Bettenorientierte vs. Leistungsorientiere Planung

Jedes theoretische Modell beinhaltet diverse Limitationen und so verhält es sich auch für die Entwürfe zur zukünftigen Krankenhausplanung. Zumindest in der Theorie scheinen die Vorteile der leistungsorientierten Planung gegenüber der bislang geltenden bettenorientierten Systematik zu überwiegen. Die skalierbare Granularität der Planungsdimensionen, die aktive Leistungssteuerung sowie die besonders relevante Berücksichtigung ambulanter Potenziale sprechen für die leistungsorientierte Planung gegenüber des geringen Detailgrades, des fehlenden Leistungsbezuges und der mangelnden Transparenz der bettenorientierten Planung. Lediglich die zunehmende Komplexität aufgrund der skalierbaren Granularität führt zu einem höheren Anforderungsbedarf auf Seiten der Planungsbehörden und ist damit von Nachteil.
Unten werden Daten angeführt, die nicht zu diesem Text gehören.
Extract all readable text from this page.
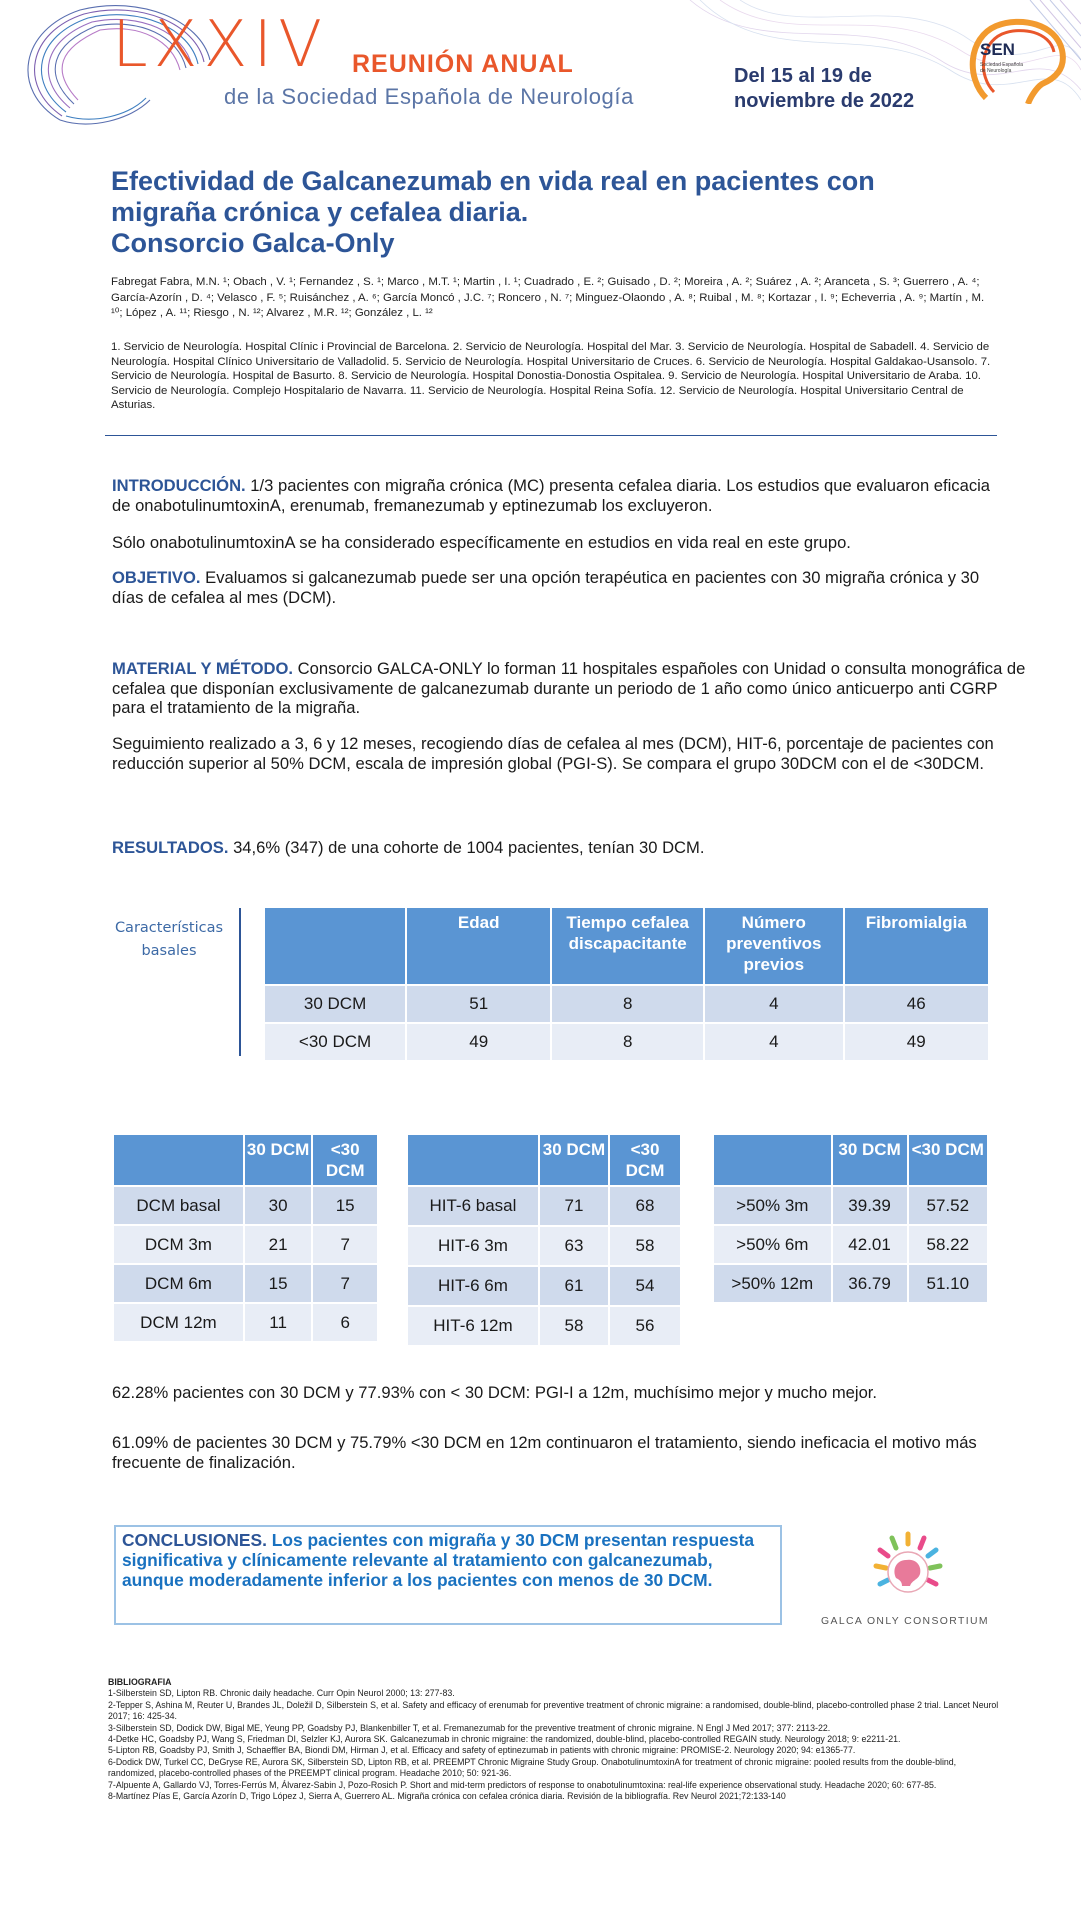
LXXIV REUNIÓN ANUAL
de la Sociedad Española de Neurología
Del 15 al 19 de
noviembre de 2022
SEN
Sociedad Española de Neurología
Efectividad de Galcanezumab en vida real en pacientes con
migraña crónica y cefalea diaria.
Consorcio Galca-Only
Fabregat Fabra, M.N. ¹; Obach , V. ¹; Fernandez , S. ¹; Marco , M.T. ¹; Martin , I. ¹; Cuadrado , E. ²; Guisado , D. ²; Moreira , A. ²; Suárez , A. ²; Aranceta , S. ³; Guerrero , A. ⁴; García-Azorín , D. ⁴; Velasco , F. ⁵; Ruisánchez , A. ⁶; García Moncó , J.C. ⁷; Roncero , N. ⁷; Minguez-Olaondo , A. ⁸; Ruibal , M. ⁸; Kortazar , I. ⁹; Echeverria , A. ⁹; Martín , M. ¹⁰; López , A. ¹¹; Riesgo , N. ¹²; Alvarez , M.R. ¹²; González , L. ¹²
1. Servicio de Neurología. Hospital Clínic i Provincial de Barcelona. 2. Servicio de Neurología. Hospital del Mar. 3. Servicio de Neurología. Hospital de Sabadell. 4. Servicio de Neurología. Hospital Clínico Universitario de Valladolid. 5. Servicio de Neurología. Hospital Universitario de Cruces. 6. Servicio de Neurología. Hospital Galdakao-Usansolo. 7. Servicio de Neurología. Hospital de Basurto. 8. Servicio de Neurología. Hospital Donostia-Donostia Ospitalea. 9. Servicio de Neurología. Hospital Universitario de Araba. 10. Servicio de Neurología. Complejo Hospitalario de Navarra. 11. Servicio de Neurología. Hospital Reina Sofía. 12. Servicio de Neurología. Hospital Universitario Central de Asturias.
INTRODUCCIÓN. 1/3 pacientes con migraña crónica (MC) presenta cefalea diaria. Los estudios que evaluaron eficacia de onabotulinumtoxinA, erenumab, fremanezumab y eptinezumab los excluyeron.
Sólo onabotulinumtoxinA se ha considerado específicamente en estudios en vida real en este grupo.
OBJETIVO. Evaluamos si galcanezumab puede ser una opción terapéutica en pacientes con 30 migraña crónica y 30 días de cefalea al mes (DCM).
MATERIAL Y MÉTODO. Consorcio GALCA-ONLY lo forman 11 hospitales españoles con Unidad o consulta monográfica de cefalea que disponían exclusivamente de galcanezumab durante un periodo de 1 año como único anticuerpo anti CGRP para el tratamiento de la migraña.
Seguimiento realizado a 3, 6 y 12 meses, recogiendo días de cefalea al mes (DCM), HIT-6, porcentaje de pacientes con reducción superior al 50% DCM, escala de impresión global (PGI-S). Se compara el grupo 30DCM con el de <30DCM.
RESULTADOS. 34,6% (347) de una cohorte de 1004 pacientes, tenían 30 DCM.
Características
basales
	Edad	Tiempo cefalea discapacitante	Número preventivos previos	Fibromialgia
30 DCM	51	8	4	46
<30 DCM	49	8	4	49
	30 DCM	<30 DCM
DCM basal	30	15
DCM 3m	21	7
DCM 6m	15	7
DCM 12m	11	6
	30 DCM	<30 DCM
HIT-6 basal	71	68
HIT-6 3m	63	58
HIT-6 6m	61	54
HIT-6 12m	58	56
	30 DCM	<30 DCM
>50% 3m	39.39	57.52
>50% 6m	42.01	58.22
>50% 12m	36.79	51.10
62.28% pacientes con 30 DCM y 77.93% con < 30 DCM: PGI-I a 12m, muchísimo mejor y mucho mejor.
61.09% de pacientes 30 DCM y 75.79% <30 DCM en 12m continuaron el tratamiento, siendo ineficacia el motivo más frecuente de finalización.
CONCLUSIONES. Los pacientes con migraña y 30 DCM presentan respuesta significativa y clínicamente relevante al tratamiento con galcanezumab, aunque moderadamente inferior a los pacientes con menos de 30 DCM.
GALCA ONLY CONSORTIUM
BIBLIOGRAFIA
1-Silberstein SD, Lipton RB. Chronic daily headache. Curr Opin Neurol 2000; 13: 277-83.
2-Tepper S, Ashina M, Reuter U, Brandes JL, Doležil D, Silberstein S, et al. Safety and efficacy of erenumab for preventive treatment of chronic migraine: a randomised, double-blind, placebo-controlled phase 2 trial. Lancet Neurol 2017; 16: 425-34.
3-Silberstein SD, Dodick DW, Bigal ME, Yeung PP, Goadsby PJ, Blankenbiller T, et al. Fremanezumab for the preventive treatment of chronic migraine. N Engl J Med 2017; 377: 2113-22.
4-Detke HC, Goadsby PJ, Wang S, Friedman DI, Selzler KJ, Aurora SK. Galcanezumab in chronic migraine: the randomized, double-blind, placebo-controlled REGAIN study. Neurology 2018; 9: e2211-21.
5-Lipton RB, Goadsby PJ, Smith J, Schaeffler BA, Biondi DM, Hirman J, et al. Efficacy and safety of eptinezumab in patients with chronic migraine: PROMISE-2. Neurology 2020; 94: e1365-77.
6-Dodick DW, Turkel CC, DeGryse RE, Aurora SK, Silberstein SD, Lipton RB, et al. PREEMPT Chronic Migraine Study Group. OnabotulinumtoxinA for treatment of chronic migraine: pooled results from the double-blind, randomized, placebo-controlled phases of the PREEMPT clinical program. Headache 2010; 50: 921-36.
7-Alpuente A, Gallardo VJ, Torres-Ferrús M, Álvarez-Sabin J, Pozo-Rosich P. Short and mid-term predictors of response to onabotulinumtoxina: real-life experience observational study. Headache 2020; 60: 677-85.
8-Martínez Pías E, García Azorín D, Trigo López J, Sierra A, Guerrero AL. Migraña crónica con cefalea crónica diaria. Revisión de la bibliografía. Rev Neurol 2021;72:133-140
Unabhängig davon welche Systematik in den einzelnen Bundesländern gilt (oder gelten soll) zeigt die eingangs formulierte Diskrepanz in gesundheitsökonomische Gesamtrechnung zu den Gesundheitseinnahmen und -ausgaben sehr ungeschminkt, dass sich die stationäre Versorgungslandschaft verändern wird.